Regenval vorming theorieën (botsing coalescentie en de Bergeron Findeisen theorie)

de botsing coalescentie en de Bergeron Findeisen theorie probeert uit te leggen hoe waterdruppels wanneer gevormd in de wolk eigenlijk vallen op de grond als regenval. Om regen te laten vallen, zijn 3 dingen nodig:

  1. hefmechanisme dat luchtpakketten opheft.
  2. Condensatiekernen waarbij waterdamp zich ophoopt tot minuscule druppeltjes
  3. … en het Botsingscoalescentie-of Bergeron Findeisen-proces waarbij de druppeltjes als regen vallen.

Botsingscoalescentie

deze theorie verklaart dat waterdruppels in een wolk tegen elkaar botsen, veroorzaakt door convectiestromen in de wolk. De eerste kleine druppeltjes worden niet gedropt, maar blijven hangen in de cloud totdat ze groot genoeg zijn om te worden gedropt.

omdat andere grote waterdruppels (die nog steeds in de wolk hangen) botsen met kleine waterdruppels, smelten ze samen en worden ze groter. Uiteindelijk worden ze groter dat ze niet langer in de wolk kunnen worden opgehangen en naar beneden vallen.

bij het vallen worden de grote druppels uit elkaar gescheurd door convectionele stromingen en luchtwrijving, waardoor ze uiteenvallen in nieuwe druppels die vallen als regenval.

Botsingscoalescentie is meestal van toepassing op warme convectiewolken in tropische gebieden.

Botsingscoalescentiediagram

Botsingscoalescentieproces

animatie met botsingscoalescentieproces

Bergeron Findeisen theorie

noten

Superkoeld water is water dat erg koud is (onder het vriespunt), maar nog steeds in vloeibare toestand. Het bestaat waarschijnlijk in de wolk wanneer de druppels te klein zijn om te vallen of geen ijskernen. Ijskristallen vormen zich hoog in de wolk waar de temperaturen laag zijn (- 40oC) gegeven de kernen aanwezig zijn. Ijskernen zijn kleine deeltjes waaromheen druppels zich ophopen om ijskristallen te vormen.

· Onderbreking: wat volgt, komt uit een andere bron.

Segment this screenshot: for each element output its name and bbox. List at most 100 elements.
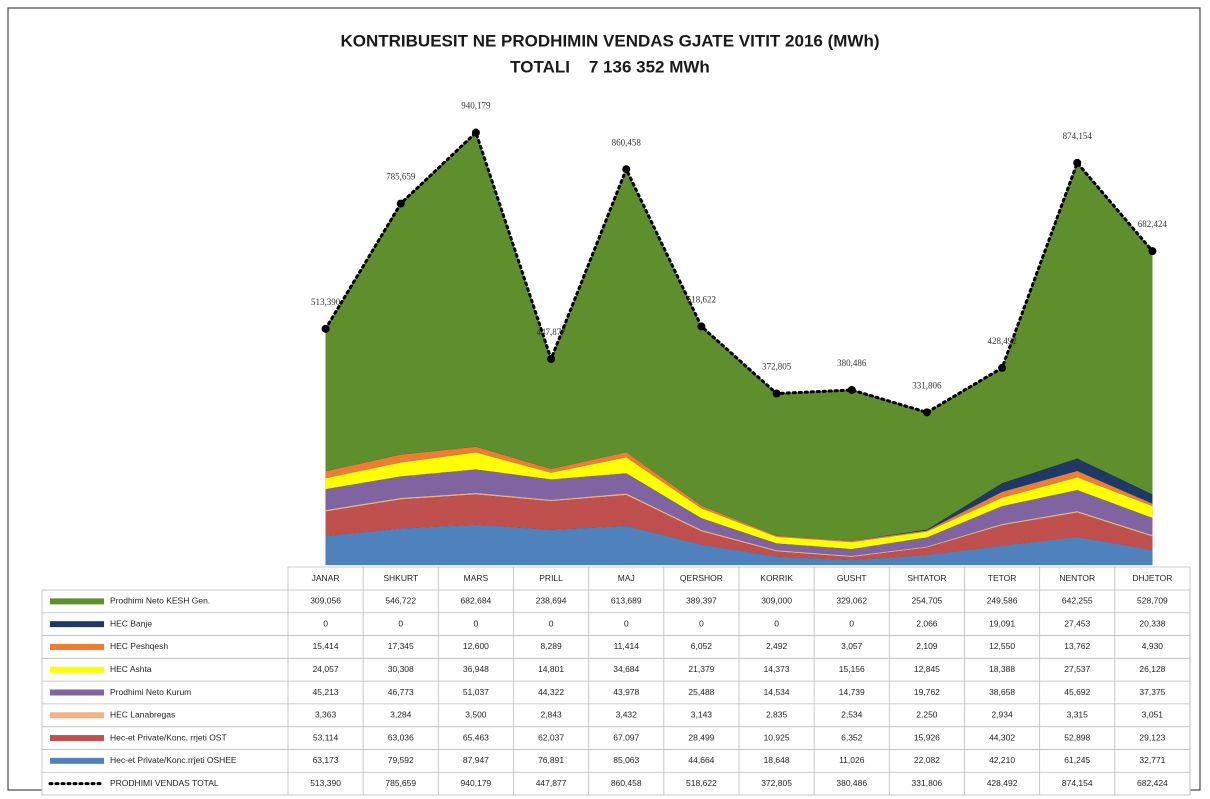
- total-marker: [471, 128, 480, 137]
- table-cell: 2,250: [916, 710, 938, 720]
- table-border: [41, 589, 1191, 796]
- legend-label: PRODHIMI VENDAS TOTAL: [110, 778, 219, 788]
- table-cell: 254,705: [912, 596, 943, 606]
- table-cell: 613,689: [611, 596, 642, 606]
- table-cell: 21,379: [688, 664, 714, 674]
- table-cell: 3,284: [390, 710, 412, 720]
- table-cell: 6,352: [841, 732, 863, 742]
- table-cell: 22,082: [914, 755, 940, 765]
- table-cell: 0: [398, 618, 403, 628]
- data-label: 940,179: [461, 101, 491, 111]
- table-cell: 0: [849, 618, 854, 628]
- table-cell: 0: [624, 618, 629, 628]
- data-label: 785,659: [386, 172, 416, 182]
- table-cell: 18,388: [989, 664, 1015, 674]
- table-cell: 2,492: [766, 641, 788, 651]
- legend-swatch: [50, 712, 104, 719]
- table-cell: 4,930: [1142, 641, 1164, 651]
- table-cell: 34,684: [613, 664, 639, 674]
- table-cell: 874,154: [1062, 778, 1093, 788]
- table-cell: 0: [774, 618, 779, 628]
- total-marker: [847, 385, 856, 394]
- data-label: 513,390: [311, 297, 341, 307]
- table-cell: 44,664: [688, 755, 714, 765]
- area: [325, 446, 1153, 543]
- data-label: 331,806: [912, 380, 942, 390]
- table-cell: 18,648: [764, 755, 790, 765]
- table-cell: 62,037: [538, 732, 564, 742]
- table-cell: 25,488: [688, 687, 714, 697]
- table-cell: 380,486: [836, 778, 867, 788]
- total-marker: [772, 389, 781, 398]
- table-cell: 2,066: [916, 618, 938, 628]
- total-marker: [998, 363, 1007, 372]
- table-cell: 42,210: [989, 755, 1015, 765]
- table-cell: 2,534: [841, 710, 863, 720]
- table-cell: 428,492: [987, 778, 1018, 788]
- x-tick-label: KORRIK: [760, 573, 793, 583]
- table-cell: 3,315: [1067, 710, 1089, 720]
- data-label: 874,154: [1063, 131, 1093, 141]
- legend-label: Prodhimi Neto KESH Gen.: [110, 596, 210, 606]
- table-cell: 14,739: [839, 687, 865, 697]
- table-cell: 642,255: [1062, 596, 1093, 606]
- table-cell: 36,948: [463, 664, 489, 674]
- x-tick-label: SHTATOR: [907, 573, 946, 583]
- legend-label: Hec-et Private/Konc. rrjeti OST: [110, 732, 227, 742]
- table-cell: 546,722: [385, 596, 416, 606]
- table-cell: 11,414: [614, 641, 640, 651]
- legend-swatch: [50, 689, 104, 696]
- table-cell: 76,891: [538, 755, 564, 765]
- table-cell: 19,091: [989, 618, 1015, 628]
- x-tick-label: JANAR: [312, 573, 340, 583]
- x-tick-label: NENTOR: [1059, 573, 1095, 583]
- legend-label: HEC Peshqesh: [110, 641, 168, 651]
- table-cell: 63,036: [388, 732, 414, 742]
- table-cell: 372,805: [761, 778, 792, 788]
- data-label: 447,877: [536, 327, 566, 337]
- area: [325, 492, 1153, 558]
- table-cell: 24,057: [313, 664, 339, 674]
- chart-title: KONTRIBUESIT NE PRODHIMIN VENDAS GJATE V…: [340, 31, 879, 50]
- data-label: 380,486: [837, 358, 867, 368]
- table-cell: 513,390: [310, 778, 341, 788]
- table-cell: 44,322: [538, 687, 564, 697]
- table-cell: 63,173: [313, 755, 339, 765]
- table-cell: 28,499: [688, 732, 714, 742]
- table-cell: 0: [549, 618, 554, 628]
- table-cell: 528,709: [1137, 596, 1168, 606]
- x-tick-label: DHJETOR: [1132, 573, 1172, 583]
- data-label: 860,458: [612, 137, 642, 147]
- table-cell: 518,622: [686, 778, 717, 788]
- table-cell: 2,934: [991, 710, 1013, 720]
- data-label: 428,492: [987, 336, 1016, 346]
- table-cell: 61,245: [1064, 755, 1090, 765]
- table-cell: 27,537: [1064, 664, 1090, 674]
- legend-swatch: [50, 621, 104, 628]
- table-cell: 29,123: [1139, 732, 1165, 742]
- table-cell: 6,052: [691, 641, 713, 651]
- table-cell: 3,143: [691, 710, 713, 720]
- table-cell: 15,926: [914, 732, 940, 742]
- total-marker: [622, 165, 631, 174]
- table-cell: 940,179: [461, 778, 492, 788]
- legend-label: Hec-et Private/Konc.rrjeti OSHEE: [110, 755, 237, 765]
- total-marker: [1148, 247, 1157, 256]
- data-label: 518,622: [687, 294, 716, 304]
- table-cell: 447,877: [536, 778, 567, 788]
- table-cell: 45,213: [313, 687, 339, 697]
- table-cell: 53,114: [313, 732, 339, 742]
- table-cell: 46,773: [388, 687, 414, 697]
- table-cell: 30,308: [388, 664, 414, 674]
- table-cell: 79,592: [388, 755, 414, 765]
- legend-label: Prodhimi Neto Kurum: [110, 687, 191, 697]
- table-cell: 85,063: [613, 755, 639, 765]
- table-cell: 3,500: [465, 710, 487, 720]
- table-cell: 0: [474, 618, 479, 628]
- table-cell: 0: [699, 618, 704, 628]
- table-cell: 14,373: [764, 664, 790, 674]
- x-tick-label: TETOR: [988, 573, 1017, 583]
- table-cell: 0: [323, 618, 328, 628]
- table-cell: 2,843: [540, 710, 562, 720]
- table-cell: 44,302: [989, 732, 1015, 742]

ook bekend als WBS, nadat hij voor het eerst werd ontdekt door Alfred Wegener, gewijzigd door Tor Bergeron en uiteindelijk volledig uitgewerkt door Walter Findeisen.

dit proces vindt plaats wanneer onderkoeld water en ijskristallen samen voorkomen. Onderkoelde wateroppervlakken hebben een hoge dampspanning (druk gegenereerd door waterdamp op een waterlichaam of lucht) dan ijsoppervlakken. Waterdamp rond ijskristallen hebben geen tijd om te condenseren dus ga direct voor depositie (vast).

waterdamp verplaatst zich van hoge dampspanning (onderkoeld water) en zet af op de ijskristallen, waar ze bevriezen en fuseren met andere ijskristallen. De ijskristallen wordt zwaar dus vallen, waar bij het vallen ervaren warme temperaturen en smelten als regenval.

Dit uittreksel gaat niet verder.